As V. Skouris [former President of the Court of Justice of the European Union (CJEU)] brilliantly explained in his speech at the conference Assises de la Justice (November 21, 2013), when analysing matters related to judicial independence, there is a traditional distinction between personal independence and substantive or functional independence. The former essentially refers to the personal qualities of the judge and is destined to ensure that in the discharge of his or her judicial function, a judge is subject to nothing but the law and the command of his or her conscience. The latter of this is the functional independence which refers also to the judicial institution as a whole; it means that the terms and conditions of judicial service are adequately secured by law so as to ensure that individual judges are not subject to any executive control. Judicial independence within the European Union legal order concerns not only the CJEU but also national courts at all levels, since national judges are also what we call in French “juges de l’Union du droit commun“.

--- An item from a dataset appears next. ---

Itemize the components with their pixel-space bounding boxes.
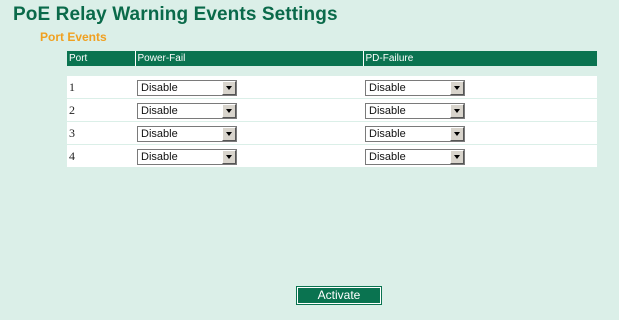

Unfortunately, the situation in Turkey is characterized by an affront towards basic standards of judicial independence. Turkey was one of the first countries, in 1959, to seek close cooperation with the then very recent European Economic Community. This cooperation was realised in the framework of an “Association Agreement”, known as the Ankara Agreement, which was signed on September 12, 1963. The CJUE was already called to focus precisely on this Association Agreement for instance in relation to the issue of their limits (Judgement Dereci and others v Bundesministerium für Inneres, Case C-256/11, EU: C:2011:734). This associative status implies that European Union naturally concerns about matters involving Turkey, and what happens with the Turkish citizens concerns the EU citizens. However, the idea “a judge is subject to nothing but the law and the command of his or her conscience” – to use the language of V. Skouris – is today completely marginalized in Turkey as pointed out by different European entities. Some concrete examples can be provided in this regard:

I) In December 8, 2016 the European Network of Councils of Judiciary (ENCJ) decided, in General Assembly, to suspend, with no Council voting against, the observer status of the Turkish Judicial Council (HSYK). Thus the HSYK is now excluded from participation in ENCJ activities. The reasoning of the ENCJ was impressive: “it is a condition of membership, and for the status of observer, that institutions are independent of the executive and legislature and ensure the final responsibility for the support of the judiciary in the independent delivery of justice. (…) taking into account the failure of the HSYK to satisfy the ENCJ that its standards have been complied with, the statements of the HSYK, as well as information from other sources including the reports and statements of the European Parliament, the European Commission, the Human Rights Commissioner of the Council of Europe and Human Rights Watch and the Venice Commission, the ENCJ decided that the actions and decisions of the HSYK, and therefore the HSYK as an institution cannot be seen to be in compliance with European Standards for Councils for the Judiciary. Therefore, the HSYK does not currently comply with the ENCJ Statutes and is no longer an institution which is independent of the executive and legislature ensuring the final responsibility for the support of the judiciary in the independent delivery of justice.” Security of tenure of office is a core element of the independence of a judge and the dismissal of judges should be used only in case of misuse of the exercise of office (e.g. UN Basic principles on the Independence of Judiciary, Opinion para 95, 92, 63, Rec para 49 and 50). However, HSYK adopted a decision with only 62 pages of reasoning sufficient to dismiss thousands of judges. The decision is totally inadequate when the criminal investigations used as motive to sack those judges are still in a pre-trial stage; the principle of the presumption of innocence, which is enshrined in Article 5 of the European Convention for Human Rights (ECHR), was consequently completely ignored, if not violated.